6 April 1924
TO ALL MEMBERS • XII
Concerning Group Meetings
For some time there has
been considerable debate among the members of the Anthroposophical
Society over the Group Meetings, as to whether it should be the rule
to promote in these, by reading and discussion, the general knowledge
of the existing anthroposophical literature, or whether preference
should be given to lectures by members, where those who desire to
take active part in the work of the Movement speak freely on whatever
they have to say.
If
we give careful thought to the conditions under which the
anthroposophical work goes on, it will be clear to us at once that
neither in the one nor in the other direction must we be active in a
one-sided way, but that, in so far as opportunity allows, activity in
both directions must find place. We have in the anthroposophical
literature that which shows us the way, introduces us, into the
Society. Its purpose is to form a basis for all that the Society is
and does. And if a knowledge and understanding of the literature is
promoted in the Group Meetings, it will give to the Society that
character of unity which it needs if it is to have true content and
substance.
Let
no one object: Whatever is in print, I can read myself at home; I do
not need to have it given me in the Group Meetings. The error of this
view has already been pointed out in these columns. We should see
significance in the fact that we receive the spiritual treasures of
Anthroposophy together with those who are united with us as members
of the Society. This feeling of being together and of receiving the
Spiritual together, is not to be viewed lightly as having no meaning
or value.
It
is also necessary that the members who want to take an active part
should be interested in making the anthroposophical literature the
spiritual property of all the members. It is not right that many
members who have been for years in the Society hear nothing in the
Group Meetings of matters concerning which definite knowledge has
been given in the literature.
On
the other hand this must be said: The life in the Society would
suffer serious harm, if as many active members as possible were not
to bring forward within the Society what they had to say from out of
their own impulse and thought. This kind of activity can quite well
be brought into harmony with the other. It has to be borne in mind
that Anthroposophy can only become what it should become when more
and more human beings take part in its development and cultivation.
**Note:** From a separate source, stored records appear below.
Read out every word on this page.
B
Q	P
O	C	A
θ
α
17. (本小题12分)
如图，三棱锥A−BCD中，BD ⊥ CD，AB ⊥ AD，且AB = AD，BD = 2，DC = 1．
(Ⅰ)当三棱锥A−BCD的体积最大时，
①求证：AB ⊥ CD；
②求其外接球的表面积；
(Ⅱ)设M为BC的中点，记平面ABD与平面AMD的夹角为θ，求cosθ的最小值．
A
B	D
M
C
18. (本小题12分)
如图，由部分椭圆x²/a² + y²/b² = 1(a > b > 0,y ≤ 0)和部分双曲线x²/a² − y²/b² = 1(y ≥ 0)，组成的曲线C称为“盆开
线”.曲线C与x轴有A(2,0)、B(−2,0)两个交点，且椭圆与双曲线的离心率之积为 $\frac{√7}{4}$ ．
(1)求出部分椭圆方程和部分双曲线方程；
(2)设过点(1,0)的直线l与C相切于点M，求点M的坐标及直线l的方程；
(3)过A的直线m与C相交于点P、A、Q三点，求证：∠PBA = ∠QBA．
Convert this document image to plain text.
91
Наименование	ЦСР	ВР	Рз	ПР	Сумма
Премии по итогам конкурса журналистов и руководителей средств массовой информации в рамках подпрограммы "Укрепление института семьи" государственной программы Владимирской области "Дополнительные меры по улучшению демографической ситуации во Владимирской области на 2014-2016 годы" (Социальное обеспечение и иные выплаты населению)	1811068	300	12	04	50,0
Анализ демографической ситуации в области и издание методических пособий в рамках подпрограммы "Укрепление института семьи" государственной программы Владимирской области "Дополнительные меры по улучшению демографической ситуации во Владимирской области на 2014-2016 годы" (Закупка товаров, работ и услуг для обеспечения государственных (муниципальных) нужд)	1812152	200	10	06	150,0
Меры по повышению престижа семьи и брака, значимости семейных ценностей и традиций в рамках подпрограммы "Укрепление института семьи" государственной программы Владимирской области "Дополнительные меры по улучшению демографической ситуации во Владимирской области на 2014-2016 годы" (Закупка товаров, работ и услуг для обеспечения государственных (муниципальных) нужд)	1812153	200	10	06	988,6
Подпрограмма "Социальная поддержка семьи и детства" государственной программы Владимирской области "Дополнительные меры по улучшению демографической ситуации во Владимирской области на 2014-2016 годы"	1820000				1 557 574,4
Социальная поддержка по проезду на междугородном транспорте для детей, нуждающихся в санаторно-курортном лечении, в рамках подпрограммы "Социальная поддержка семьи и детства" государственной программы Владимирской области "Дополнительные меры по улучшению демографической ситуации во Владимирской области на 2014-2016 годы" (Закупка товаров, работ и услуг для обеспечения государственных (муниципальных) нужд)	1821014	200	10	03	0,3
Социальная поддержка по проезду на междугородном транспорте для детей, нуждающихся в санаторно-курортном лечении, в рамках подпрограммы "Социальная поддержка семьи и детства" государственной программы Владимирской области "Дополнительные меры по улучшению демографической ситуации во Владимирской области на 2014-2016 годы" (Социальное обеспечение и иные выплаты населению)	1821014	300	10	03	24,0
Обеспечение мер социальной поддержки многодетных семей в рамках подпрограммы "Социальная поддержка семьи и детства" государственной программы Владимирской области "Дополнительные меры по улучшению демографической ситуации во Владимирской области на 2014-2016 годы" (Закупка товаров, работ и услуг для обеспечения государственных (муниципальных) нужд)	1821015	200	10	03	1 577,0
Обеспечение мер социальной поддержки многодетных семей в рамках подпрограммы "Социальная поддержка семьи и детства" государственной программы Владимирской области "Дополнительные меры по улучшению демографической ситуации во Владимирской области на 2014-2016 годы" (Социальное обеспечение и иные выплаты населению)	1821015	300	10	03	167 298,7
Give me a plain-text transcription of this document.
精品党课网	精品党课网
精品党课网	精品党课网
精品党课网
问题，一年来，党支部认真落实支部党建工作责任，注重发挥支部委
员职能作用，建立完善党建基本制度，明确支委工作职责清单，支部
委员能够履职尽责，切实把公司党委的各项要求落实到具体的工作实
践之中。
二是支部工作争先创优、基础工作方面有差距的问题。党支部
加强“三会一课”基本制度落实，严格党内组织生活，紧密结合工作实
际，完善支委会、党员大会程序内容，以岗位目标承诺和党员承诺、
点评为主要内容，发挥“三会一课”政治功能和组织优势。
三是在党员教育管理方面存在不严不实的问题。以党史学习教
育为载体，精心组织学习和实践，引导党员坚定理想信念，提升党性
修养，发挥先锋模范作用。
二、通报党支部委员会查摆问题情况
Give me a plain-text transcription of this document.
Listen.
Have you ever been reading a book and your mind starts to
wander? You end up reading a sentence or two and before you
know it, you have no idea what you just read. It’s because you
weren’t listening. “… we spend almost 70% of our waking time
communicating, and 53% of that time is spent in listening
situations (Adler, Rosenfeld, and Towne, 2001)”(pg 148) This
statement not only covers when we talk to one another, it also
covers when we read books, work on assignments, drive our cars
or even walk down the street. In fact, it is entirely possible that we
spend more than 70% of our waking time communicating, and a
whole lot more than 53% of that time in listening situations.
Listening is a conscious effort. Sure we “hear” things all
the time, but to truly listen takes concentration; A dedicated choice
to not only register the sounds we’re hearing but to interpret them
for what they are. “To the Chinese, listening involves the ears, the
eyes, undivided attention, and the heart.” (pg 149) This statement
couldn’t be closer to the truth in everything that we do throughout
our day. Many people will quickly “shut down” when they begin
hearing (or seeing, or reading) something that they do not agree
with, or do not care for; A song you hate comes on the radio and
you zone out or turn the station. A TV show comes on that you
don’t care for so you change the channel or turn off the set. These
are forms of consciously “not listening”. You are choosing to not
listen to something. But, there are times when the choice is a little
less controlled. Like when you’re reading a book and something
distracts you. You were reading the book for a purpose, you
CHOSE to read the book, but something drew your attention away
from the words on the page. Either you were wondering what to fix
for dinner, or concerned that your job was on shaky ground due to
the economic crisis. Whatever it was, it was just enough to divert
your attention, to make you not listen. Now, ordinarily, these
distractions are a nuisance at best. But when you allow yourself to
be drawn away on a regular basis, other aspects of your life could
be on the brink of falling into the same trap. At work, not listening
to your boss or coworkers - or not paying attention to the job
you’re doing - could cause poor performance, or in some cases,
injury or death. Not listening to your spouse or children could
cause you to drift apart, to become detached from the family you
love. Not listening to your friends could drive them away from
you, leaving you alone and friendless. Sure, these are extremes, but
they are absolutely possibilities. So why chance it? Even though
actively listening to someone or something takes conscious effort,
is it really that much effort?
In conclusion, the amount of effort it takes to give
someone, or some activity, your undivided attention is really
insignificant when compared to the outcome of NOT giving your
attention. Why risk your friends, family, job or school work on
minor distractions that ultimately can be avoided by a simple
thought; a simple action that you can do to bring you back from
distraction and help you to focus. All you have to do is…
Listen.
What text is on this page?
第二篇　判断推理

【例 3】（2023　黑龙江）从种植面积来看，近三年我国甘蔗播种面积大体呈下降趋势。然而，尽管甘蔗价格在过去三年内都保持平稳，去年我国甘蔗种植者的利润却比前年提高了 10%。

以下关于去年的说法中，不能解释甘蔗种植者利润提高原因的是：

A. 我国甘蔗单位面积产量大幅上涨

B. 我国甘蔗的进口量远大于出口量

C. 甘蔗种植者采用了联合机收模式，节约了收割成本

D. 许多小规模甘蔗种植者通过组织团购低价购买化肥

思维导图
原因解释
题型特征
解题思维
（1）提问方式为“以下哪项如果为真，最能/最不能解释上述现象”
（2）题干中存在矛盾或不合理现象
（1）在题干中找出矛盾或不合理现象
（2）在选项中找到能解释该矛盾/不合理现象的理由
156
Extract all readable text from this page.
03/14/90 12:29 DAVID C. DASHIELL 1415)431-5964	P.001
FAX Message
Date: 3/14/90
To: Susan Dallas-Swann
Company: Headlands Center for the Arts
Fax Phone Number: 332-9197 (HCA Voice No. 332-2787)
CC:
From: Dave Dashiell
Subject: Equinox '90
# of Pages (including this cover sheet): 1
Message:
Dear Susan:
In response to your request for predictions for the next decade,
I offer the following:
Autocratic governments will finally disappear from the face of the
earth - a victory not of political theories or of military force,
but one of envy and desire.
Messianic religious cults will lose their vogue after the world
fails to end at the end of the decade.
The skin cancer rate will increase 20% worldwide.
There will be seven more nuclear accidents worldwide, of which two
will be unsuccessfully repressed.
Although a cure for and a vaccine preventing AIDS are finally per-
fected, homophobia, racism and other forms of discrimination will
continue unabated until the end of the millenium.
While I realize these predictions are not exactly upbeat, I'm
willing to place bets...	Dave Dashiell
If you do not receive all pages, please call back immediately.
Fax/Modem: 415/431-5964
We should not rule it out, we should rather be glad when members who
are taking an active share in the Movement give information in the
Group Meetings on the work they have been doing.
One
often hears it said about what many members thus bring forward, that
‘it is not Anthroposophy’. The verdict may in individual
cases have its justification. But whither should we go, if we sinned
against the truth that in the Anthroposophical Society everything
should live that pertains to the spiritual heritage of mankind? A
certain matter will be brought forward because it may form a basis
for anthroposophical reflections. Another will be imparted for the
purpose of later elucidation by anthroposophical points of view. So
long as the fundamental anthroposophical character is preserved in
the Society's work, a narrow limitation should not be set against
whatever may be brought forward by individual members.
The
object should not be to exclude anything that the group in its
meetings might do, but it should rather lie in harmonising and
tending the literature that is to hand, and in bringing forward
whatever separate members may feel prompted by their own
individuality to say.
It
is not by uniformity but by variety that we shall reach the goal of
the Anthroposophical Society. We should be heartily glad of the fact
that we have in our Society so many members who out of their own
personality have something to give. We should get accustomed to
recognising such members. There can only be a true life in the
Society when the activities within it are properly valued.
Narrow-hearted refusal or ‘turning down’ should be the
rarest of faults in the Anthroposophical Society. Much more should
one develop the enthusiasm to learn as much as possible of what the
one or the other in the Society has to say.